Published in Estates Gazette on 19 December 2022
The reported figures of £25bn-£30bn in investment required to decarbonise the UK’s public buildings is massively off the mark, says property consultancy Rapleys. Keen to point out that the figures are not deliberately misrepresentative, the company’s sustainable building consultancy say that unless the public sector partners with experts in the private sector, the challenge will not be successful due to the inevitable inability to see the wider picture of infrastructure needed to support individual well-meaning initiatives.
Due to the need to invest in infrastructure and ancillary services just to make individual energy efficiency solutions work properly, the price of, for example, an air source heat pump at circa £45,000 represents an overall minimum investment of £135,000 when you consider the installation cost and the potential electrical substation upgrade costs to ensure it can work when running alongside a host of other long-standing electricity needs. And that’s not counting the potential size of the substation or the duress it is already shouldering from other demands elsewhere on the grid.
A traditional gas solution is normally costed at £500/kW but an electricity solution is priced at double that – a high price to pay for a ‘more sustainable’ option.
However, Rapleys says that the cost is not the main challenge when it comes to decarbonising the nation’s real estate. According to the property consultancy – who acts on behalf of a range of local authorities who are already progressive and recognising the challenge and partnering with them on their needs – the complexities of the sites themselves are the core issue. The vast majority of public sector buildings are old, inefficient and some have heritage attributes that require more intensive and expensive solutions.
Rapleys’ sustainability and building services team is instructed on hundreds of public sector sites up and down the country and is working with local authorities to rectify the problem. Decarbonisation strategies, if done early enough, can build in the ancillary services and investment to ensure a smooth and successful roll out of infrastructure that will actually work, without the one-off equipment charges that don’t work in silo.

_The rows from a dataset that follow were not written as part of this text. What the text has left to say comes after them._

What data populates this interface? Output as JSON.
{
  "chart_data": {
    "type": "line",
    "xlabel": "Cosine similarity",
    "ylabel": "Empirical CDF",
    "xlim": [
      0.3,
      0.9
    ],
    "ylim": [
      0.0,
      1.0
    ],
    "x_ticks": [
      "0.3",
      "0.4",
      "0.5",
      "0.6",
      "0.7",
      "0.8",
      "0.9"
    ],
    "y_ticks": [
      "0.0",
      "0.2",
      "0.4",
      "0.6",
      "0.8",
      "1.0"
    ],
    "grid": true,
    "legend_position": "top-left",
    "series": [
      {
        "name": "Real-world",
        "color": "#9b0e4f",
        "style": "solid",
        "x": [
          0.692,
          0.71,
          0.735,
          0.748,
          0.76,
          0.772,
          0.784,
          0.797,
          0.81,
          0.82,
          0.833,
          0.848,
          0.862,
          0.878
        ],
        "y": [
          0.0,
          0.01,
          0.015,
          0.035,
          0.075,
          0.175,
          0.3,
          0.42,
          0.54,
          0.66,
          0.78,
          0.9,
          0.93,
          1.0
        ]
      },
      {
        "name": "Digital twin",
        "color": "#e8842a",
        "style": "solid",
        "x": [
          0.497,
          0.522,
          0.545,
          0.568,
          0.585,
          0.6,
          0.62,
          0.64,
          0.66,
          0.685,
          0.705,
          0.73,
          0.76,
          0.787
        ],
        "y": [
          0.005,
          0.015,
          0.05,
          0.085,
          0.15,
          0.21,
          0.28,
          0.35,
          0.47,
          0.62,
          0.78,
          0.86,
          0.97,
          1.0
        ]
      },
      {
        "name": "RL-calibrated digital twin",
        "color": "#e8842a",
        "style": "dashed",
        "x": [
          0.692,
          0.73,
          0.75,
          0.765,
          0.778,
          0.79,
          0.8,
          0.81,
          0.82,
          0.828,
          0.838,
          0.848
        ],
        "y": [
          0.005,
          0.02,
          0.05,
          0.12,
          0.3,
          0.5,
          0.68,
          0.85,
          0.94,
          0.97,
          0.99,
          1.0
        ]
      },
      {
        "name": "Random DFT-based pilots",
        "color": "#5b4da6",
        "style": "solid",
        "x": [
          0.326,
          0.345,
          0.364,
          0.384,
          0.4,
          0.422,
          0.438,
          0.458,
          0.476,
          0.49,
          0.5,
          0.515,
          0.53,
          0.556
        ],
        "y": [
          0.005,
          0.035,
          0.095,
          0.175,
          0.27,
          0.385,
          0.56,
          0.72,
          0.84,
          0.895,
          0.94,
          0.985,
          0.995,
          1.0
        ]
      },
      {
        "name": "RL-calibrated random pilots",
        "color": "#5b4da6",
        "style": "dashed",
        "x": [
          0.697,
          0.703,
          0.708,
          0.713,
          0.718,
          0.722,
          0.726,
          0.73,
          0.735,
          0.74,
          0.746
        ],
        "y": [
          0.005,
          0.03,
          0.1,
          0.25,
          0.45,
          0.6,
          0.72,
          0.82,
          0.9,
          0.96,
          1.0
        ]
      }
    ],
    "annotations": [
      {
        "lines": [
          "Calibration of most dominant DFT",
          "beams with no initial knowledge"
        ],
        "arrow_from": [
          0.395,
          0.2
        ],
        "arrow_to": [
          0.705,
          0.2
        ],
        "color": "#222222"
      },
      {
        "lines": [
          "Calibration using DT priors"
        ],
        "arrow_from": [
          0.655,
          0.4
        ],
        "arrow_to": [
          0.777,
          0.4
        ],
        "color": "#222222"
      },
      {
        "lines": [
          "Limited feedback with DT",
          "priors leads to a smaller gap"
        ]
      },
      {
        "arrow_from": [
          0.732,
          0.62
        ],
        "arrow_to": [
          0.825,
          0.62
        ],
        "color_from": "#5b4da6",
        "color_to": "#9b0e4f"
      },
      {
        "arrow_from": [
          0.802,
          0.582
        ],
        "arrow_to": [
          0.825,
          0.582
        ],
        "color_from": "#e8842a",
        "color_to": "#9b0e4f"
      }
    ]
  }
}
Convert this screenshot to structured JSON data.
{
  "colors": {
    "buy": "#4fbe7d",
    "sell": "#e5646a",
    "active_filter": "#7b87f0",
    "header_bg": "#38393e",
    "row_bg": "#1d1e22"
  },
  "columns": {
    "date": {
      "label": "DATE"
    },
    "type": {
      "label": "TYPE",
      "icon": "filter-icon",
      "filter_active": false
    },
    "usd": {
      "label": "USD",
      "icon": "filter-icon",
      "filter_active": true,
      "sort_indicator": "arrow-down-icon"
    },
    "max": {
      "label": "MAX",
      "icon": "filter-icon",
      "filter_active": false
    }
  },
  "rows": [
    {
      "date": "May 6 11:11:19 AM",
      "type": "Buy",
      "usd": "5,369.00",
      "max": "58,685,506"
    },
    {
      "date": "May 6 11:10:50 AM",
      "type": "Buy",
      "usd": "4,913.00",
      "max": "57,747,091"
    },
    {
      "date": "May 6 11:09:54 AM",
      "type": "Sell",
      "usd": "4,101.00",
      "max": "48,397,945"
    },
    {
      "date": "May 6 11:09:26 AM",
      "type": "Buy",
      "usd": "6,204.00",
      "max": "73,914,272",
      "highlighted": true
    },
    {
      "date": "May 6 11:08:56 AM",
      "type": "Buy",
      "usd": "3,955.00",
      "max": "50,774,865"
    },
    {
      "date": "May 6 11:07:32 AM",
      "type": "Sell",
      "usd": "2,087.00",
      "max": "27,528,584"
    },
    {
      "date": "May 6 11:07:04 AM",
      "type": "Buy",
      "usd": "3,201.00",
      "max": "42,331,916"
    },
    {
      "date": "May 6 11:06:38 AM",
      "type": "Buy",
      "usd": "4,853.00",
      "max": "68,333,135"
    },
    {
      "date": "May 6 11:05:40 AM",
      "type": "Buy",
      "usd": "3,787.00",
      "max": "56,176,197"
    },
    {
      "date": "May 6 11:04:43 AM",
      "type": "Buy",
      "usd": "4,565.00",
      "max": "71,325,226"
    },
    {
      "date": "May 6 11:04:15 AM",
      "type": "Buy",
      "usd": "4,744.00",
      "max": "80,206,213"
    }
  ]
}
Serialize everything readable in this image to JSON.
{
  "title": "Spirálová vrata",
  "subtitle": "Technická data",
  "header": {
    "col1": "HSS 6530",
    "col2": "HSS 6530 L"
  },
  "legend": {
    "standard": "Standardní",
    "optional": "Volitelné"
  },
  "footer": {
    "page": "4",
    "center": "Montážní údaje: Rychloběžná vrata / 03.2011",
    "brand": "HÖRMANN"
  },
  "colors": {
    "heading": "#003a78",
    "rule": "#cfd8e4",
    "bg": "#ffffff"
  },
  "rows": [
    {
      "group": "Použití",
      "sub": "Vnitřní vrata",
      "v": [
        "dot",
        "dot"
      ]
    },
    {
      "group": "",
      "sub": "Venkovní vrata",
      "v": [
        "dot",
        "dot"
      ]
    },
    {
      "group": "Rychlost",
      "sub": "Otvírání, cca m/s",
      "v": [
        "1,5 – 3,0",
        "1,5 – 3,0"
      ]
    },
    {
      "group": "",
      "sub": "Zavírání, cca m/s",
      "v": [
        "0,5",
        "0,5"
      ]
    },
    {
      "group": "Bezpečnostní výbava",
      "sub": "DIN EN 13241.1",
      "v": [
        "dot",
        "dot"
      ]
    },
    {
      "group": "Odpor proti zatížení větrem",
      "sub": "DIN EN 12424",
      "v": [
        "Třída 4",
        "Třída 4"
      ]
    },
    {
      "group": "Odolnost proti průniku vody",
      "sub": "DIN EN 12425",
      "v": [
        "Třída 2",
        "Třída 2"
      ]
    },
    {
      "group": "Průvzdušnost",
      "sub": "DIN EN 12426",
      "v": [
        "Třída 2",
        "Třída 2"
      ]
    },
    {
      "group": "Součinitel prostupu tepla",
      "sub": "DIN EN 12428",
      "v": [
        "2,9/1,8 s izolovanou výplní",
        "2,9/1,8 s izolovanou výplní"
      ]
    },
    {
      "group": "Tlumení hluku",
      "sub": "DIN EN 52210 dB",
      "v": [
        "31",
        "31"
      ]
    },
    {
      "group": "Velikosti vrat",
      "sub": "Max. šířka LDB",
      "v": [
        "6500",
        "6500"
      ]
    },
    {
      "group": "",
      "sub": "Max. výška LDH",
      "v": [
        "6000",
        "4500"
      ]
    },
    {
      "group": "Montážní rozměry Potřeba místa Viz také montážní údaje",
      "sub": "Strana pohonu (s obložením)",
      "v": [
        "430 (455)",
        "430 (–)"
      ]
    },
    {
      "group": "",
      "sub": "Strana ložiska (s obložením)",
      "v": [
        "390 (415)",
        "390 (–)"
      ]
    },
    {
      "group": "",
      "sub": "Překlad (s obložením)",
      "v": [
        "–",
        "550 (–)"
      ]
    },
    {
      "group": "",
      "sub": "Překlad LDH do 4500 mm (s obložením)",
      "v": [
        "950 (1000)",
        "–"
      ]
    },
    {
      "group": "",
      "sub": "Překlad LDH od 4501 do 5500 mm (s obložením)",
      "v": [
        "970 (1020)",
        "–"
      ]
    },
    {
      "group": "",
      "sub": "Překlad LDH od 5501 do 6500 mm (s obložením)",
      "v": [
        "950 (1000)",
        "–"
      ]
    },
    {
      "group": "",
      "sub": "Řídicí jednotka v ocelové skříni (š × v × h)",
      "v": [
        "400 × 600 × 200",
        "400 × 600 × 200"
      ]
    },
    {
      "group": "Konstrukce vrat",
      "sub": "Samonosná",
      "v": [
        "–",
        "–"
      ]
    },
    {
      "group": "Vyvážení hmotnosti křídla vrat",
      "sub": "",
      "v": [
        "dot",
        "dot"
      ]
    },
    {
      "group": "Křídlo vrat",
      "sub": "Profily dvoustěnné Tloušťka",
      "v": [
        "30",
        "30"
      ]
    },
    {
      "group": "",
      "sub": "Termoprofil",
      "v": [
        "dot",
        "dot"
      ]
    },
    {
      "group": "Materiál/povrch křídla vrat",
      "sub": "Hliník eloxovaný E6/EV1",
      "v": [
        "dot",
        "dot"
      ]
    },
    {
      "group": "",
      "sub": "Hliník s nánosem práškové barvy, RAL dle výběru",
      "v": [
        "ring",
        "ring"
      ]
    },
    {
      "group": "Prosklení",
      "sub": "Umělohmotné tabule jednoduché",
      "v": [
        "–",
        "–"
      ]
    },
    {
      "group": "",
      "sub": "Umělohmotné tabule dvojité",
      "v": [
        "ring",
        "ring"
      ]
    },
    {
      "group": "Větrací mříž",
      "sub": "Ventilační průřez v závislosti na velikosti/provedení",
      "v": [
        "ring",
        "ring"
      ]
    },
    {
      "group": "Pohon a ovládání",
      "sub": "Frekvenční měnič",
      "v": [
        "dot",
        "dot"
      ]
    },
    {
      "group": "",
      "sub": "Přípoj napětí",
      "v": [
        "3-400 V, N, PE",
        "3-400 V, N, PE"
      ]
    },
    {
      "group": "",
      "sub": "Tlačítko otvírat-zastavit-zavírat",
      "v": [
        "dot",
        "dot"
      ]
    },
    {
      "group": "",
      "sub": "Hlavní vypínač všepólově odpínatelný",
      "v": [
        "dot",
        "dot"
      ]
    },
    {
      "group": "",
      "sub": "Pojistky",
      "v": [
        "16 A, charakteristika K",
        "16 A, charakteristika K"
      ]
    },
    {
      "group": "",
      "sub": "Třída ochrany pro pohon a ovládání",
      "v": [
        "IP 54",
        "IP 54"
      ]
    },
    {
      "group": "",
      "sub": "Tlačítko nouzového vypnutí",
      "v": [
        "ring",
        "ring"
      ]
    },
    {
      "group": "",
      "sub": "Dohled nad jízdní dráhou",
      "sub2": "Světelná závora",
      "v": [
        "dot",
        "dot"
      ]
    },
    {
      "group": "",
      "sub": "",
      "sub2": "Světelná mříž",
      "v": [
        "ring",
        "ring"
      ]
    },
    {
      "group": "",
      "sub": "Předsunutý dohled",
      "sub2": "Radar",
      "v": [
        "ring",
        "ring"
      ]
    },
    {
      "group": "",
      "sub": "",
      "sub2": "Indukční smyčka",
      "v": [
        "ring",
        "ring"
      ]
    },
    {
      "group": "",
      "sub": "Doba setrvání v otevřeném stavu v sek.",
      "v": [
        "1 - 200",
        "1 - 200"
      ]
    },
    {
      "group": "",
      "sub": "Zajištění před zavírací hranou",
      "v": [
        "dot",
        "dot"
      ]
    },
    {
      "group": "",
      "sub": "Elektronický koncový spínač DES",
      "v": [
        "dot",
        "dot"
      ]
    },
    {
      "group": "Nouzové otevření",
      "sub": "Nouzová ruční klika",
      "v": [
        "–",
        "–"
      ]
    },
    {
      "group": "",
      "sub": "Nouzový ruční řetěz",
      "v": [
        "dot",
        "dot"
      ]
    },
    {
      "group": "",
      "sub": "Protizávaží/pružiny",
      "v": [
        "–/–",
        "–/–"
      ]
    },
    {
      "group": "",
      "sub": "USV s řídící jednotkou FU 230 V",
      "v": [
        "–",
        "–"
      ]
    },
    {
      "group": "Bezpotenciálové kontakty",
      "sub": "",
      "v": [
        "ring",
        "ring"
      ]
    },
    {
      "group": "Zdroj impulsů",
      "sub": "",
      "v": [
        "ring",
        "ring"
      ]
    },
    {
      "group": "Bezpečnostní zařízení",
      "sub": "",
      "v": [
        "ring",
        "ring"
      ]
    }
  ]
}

Lee Fraine, head of sustainability and building services at Rapleys, says: “Most decarbonisation equipment runs on electricity and requires supporting infrastructure. A good example is the air source heat pump which requires electrical power. So, say for a large commercial enterprise, like a school, not only do you need a large space to position the plant and equipment on which is not really feasible for a state-run primary school, but you need a big electrical source and for a large facility, this may equate to an entire power upgrade for the building, add this to multiple public properties then region’s power for public building’s would require significant upgrade.
“The main takeaway is the need to evaluate and plan well in advance with an expert who can strategize the best way to approach the challenge. It’s certainly not a good idea to play the quick game and invest in off-the-shelf solutions to tick a box, when, in reality, significantly more infrastructure and a budget three times that spend might be needed to ensure the initial equipment works. Otherwise, you end up with a ‘whack-a-mole’ situation whereby you are spending on one thing and that pops up another problem and another that becomes a black hole of expenditure that no organisation can afford right now. Transparency, understanding and expert forward planning is key.”
Rapleys recently reorganised its business around four key services with building consultancy at its heart alongside commercial, planning and residential. Its sustainability and building services team is best in class in the industry and works across the UK to support private and public service organisations to implement the right strategies and solutions to help reach the country’s net zero targets and retain and add future value to assets.